When the JOBS Act was passed several months ago there was much fanfare about the key provisions. Especially the raising of the number of investors that a private company could accumulate before being forced to report as a public company and the so-called “crowdfunding provision” which allows companies to raise up to $1M of private capital from an unlimited number of investors (regardless of whether they are accredited or not). The Act also changed the rules around general solicitation and advertising for certain private capital raises and eased the regulatory burden on some newly public companies.

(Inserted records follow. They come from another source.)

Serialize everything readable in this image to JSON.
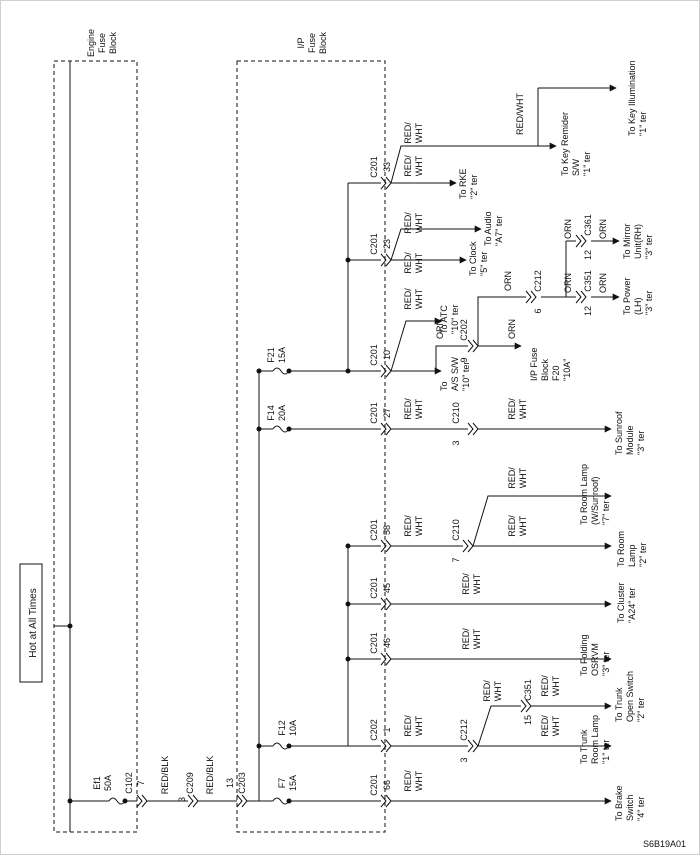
{
  "source_label": "Hot at All Times",
  "blocks": {
    "engine_fuse_block": [
      "Engine",
      "Fuse",
      "Block"
    ],
    "ip_fuse_block": [
      "I/P",
      "Fuse",
      "Block"
    ]
  },
  "figure_code": "S6B19A01",
  "fuses": [
    {
      "id": "ef1",
      "name": "Ef1",
      "rating": "50A"
    },
    {
      "id": "f7",
      "name": "F7",
      "rating": "15A"
    },
    {
      "id": "f12",
      "name": "F12",
      "rating": "10A"
    },
    {
      "id": "f14",
      "name": "F14",
      "rating": "20A"
    },
    {
      "id": "f21",
      "name": "F21",
      "rating": "15A"
    }
  ],
  "feed": {
    "c102": {
      "name": "C102",
      "pin": "7"
    },
    "wire1": "RED/BLK",
    "c209": {
      "name": "C209",
      "pin": "3"
    },
    "wire2": "RED/BLK",
    "c203": {
      "name": "C203",
      "pin": "13"
    }
  },
  "connectors": {
    "brake": {
      "name": "C201",
      "pin": "66"
    },
    "trunk": {
      "name": "C202",
      "pin": "1"
    },
    "trunk_sub": {
      "name": "C212",
      "pin": "3"
    },
    "trunk_sw": {
      "name": "C351",
      "pin": "15"
    },
    "folding": {
      "name": "C201",
      "pin": "46"
    },
    "cluster": {
      "name": "C201",
      "pin": "45"
    },
    "room": {
      "name": "C201",
      "pin": "58"
    },
    "room_sub": {
      "name": "C210",
      "pin": "7"
    },
    "sunroof": {
      "name": "C201",
      "pin": "27"
    },
    "sunroof_sub": {
      "name": "C210",
      "pin": "3"
    },
    "atc": {
      "name": "C201",
      "pin": "10"
    },
    "atc_sub": {
      "name": "C202",
      "pin": "9"
    },
    "mirror_c212": {
      "name": "C212",
      "pin": "6"
    },
    "mirror_c351": {
      "name": "C351",
      "pin": "12"
    },
    "mirror_c361": {
      "name": "C361",
      "pin": "12"
    },
    "clock": {
      "name": "C201",
      "pin": "23"
    },
    "rke": {
      "name": "C201",
      "pin": "33"
    }
  },
  "wire_colors": {
    "red_wht": [
      "RED/",
      "WHT"
    ],
    "red_wht_full": "RED/WHT",
    "orn": "ORN"
  },
  "destinations": {
    "brake": [
      "To Brake",
      "Switch",
      "\"4\" ter"
    ],
    "trunk_lamp": [
      "To Trunk",
      "Room Lamp",
      "\"1\" ter"
    ],
    "trunk_switch": [
      "To Trunk",
      "Open Switch",
      "\"2\" ter"
    ],
    "folding": [
      "To Folding",
      "OSRVM",
      "\"3\" ter"
    ],
    "cluster": [
      "To Cluster",
      "\"A24\" ter"
    ],
    "room_lamp": [
      "To Room",
      "Lamp",
      "\"2\" ter"
    ],
    "room_sunroof": [
      "To Room Lamp",
      "(W/Sunroof)",
      "\"7\" ter"
    ],
    "sunroof": [
      "To Sunroof",
      "Module",
      "\"3\" ter"
    ],
    "atc": [
      "To ATC",
      "\"10\" ter"
    ],
    "as_sw": [
      "To",
      "A/S S/W",
      "\"10\" ter"
    ],
    "ip_fuse": [
      "I/P Fuse",
      "Block",
      "F20",
      "\"10A\""
    ],
    "power": [
      "To Power",
      "(LH)",
      "\"3\" ter"
    ],
    "mirror": [
      "To Mirror",
      "Unit(RH)",
      "\"3\" ter"
    ],
    "clock": [
      "To Clock",
      "\"5\" ter"
    ],
    "audio": [
      "To Audio",
      "\"A7\" ter"
    ],
    "rke": [
      "To RKE",
      "\"2\" ter"
    ],
    "key_reminder": [
      "To Key Remider",
      "S/W",
      "\"1\" ter"
    ],
    "key_illum": [
      "To Key Illumination",
      "\"1\" ter"
    ]
  }
}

One of the provisions that didn’t get much attention but that I felt was perhaps the most important of the Act was the provision that allowed companies to privately file an S1 registration statement with the SEC. This provision only requires companies to make their filing public 21 days prior to commencing a road-show. Prior to this, S1 filings were public as soon as they were filed – allowing anyone to see the company positioning and financial results of a potential IPO candidate. And of course by publically filing an S1, a company was declaring openly its intent to go public. The SEC review process is typically around 6 months, meaning that companies have all the public and competitive overhead of being public with none of the benefits.

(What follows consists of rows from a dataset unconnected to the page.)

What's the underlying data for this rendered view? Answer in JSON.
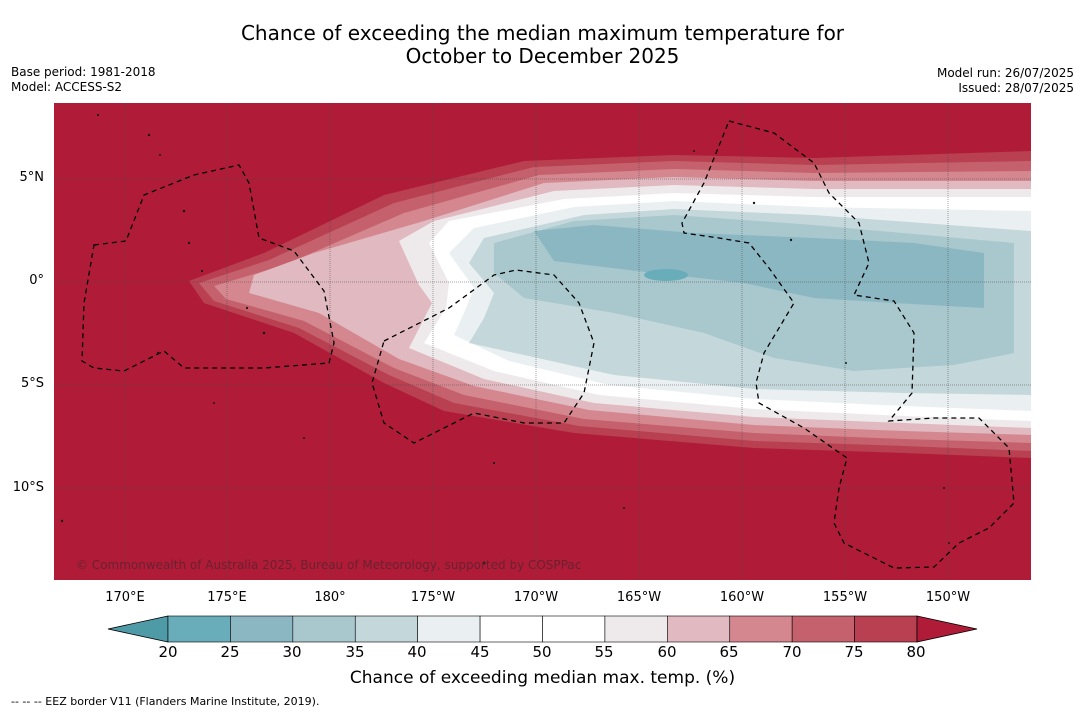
{
  "title_line1": "Chance of exceeding the median maximum temperature for",
  "title_line2": "October to December 2025",
  "base_period": "Base period: 1981-2018",
  "model": "Model: ACCESS-S2",
  "model_run": "Model run: 26/07/2025",
  "issued": "Issued: 28/07/2025",
  "copyright": "© Commonwealth of Australia 2025, Bureau of Meteorology, supported by COSPPac",
  "lat_labels": [
    "5°N",
    "0°",
    "5°S",
    "10°S"
  ],
  "lon_labels": [
    "170°E",
    "175°E",
    "180°",
    "175°W",
    "170°W",
    "165°W",
    "160°W",
    "155°W",
    "150°W"
  ],
  "colorbar": {
    "label": "Chance of exceeding median max. temp. (%)",
    "ticks": [
      "20",
      "25",
      "30",
      "35",
      "40",
      "45",
      "50",
      "55",
      "60",
      "65",
      "70",
      "75",
      "80"
    ],
    "colors": [
      "#4f9aa7",
      "#6aadba",
      "#8bb7c3",
      "#a8c8cd",
      "#c4d8dc",
      "#eaf0f2",
      "#ffffff",
      "#ffffff",
      "#eeeaeb",
      "#e1b9c0",
      "#d4878f",
      "#c5616c",
      "#b84050",
      "#b01c38"
    ]
  },
  "legend_note": "--  --  -- EEZ border V11 (Flanders Marine Institute, 2019)."
}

The JOBS Act changed that drastically. Now companies can file privately, run the review process with the SEC in secret and only declare their intent to go public as they finalize preparations to go on the road (in effect around 5 weeks before pricing their stock). And as was just reported, many companies are taking advantage of this provision of the Act. In fact, more companies have submitted private filings with the SEC than have submitted public ones – approximately 30 in total according to VentureWire.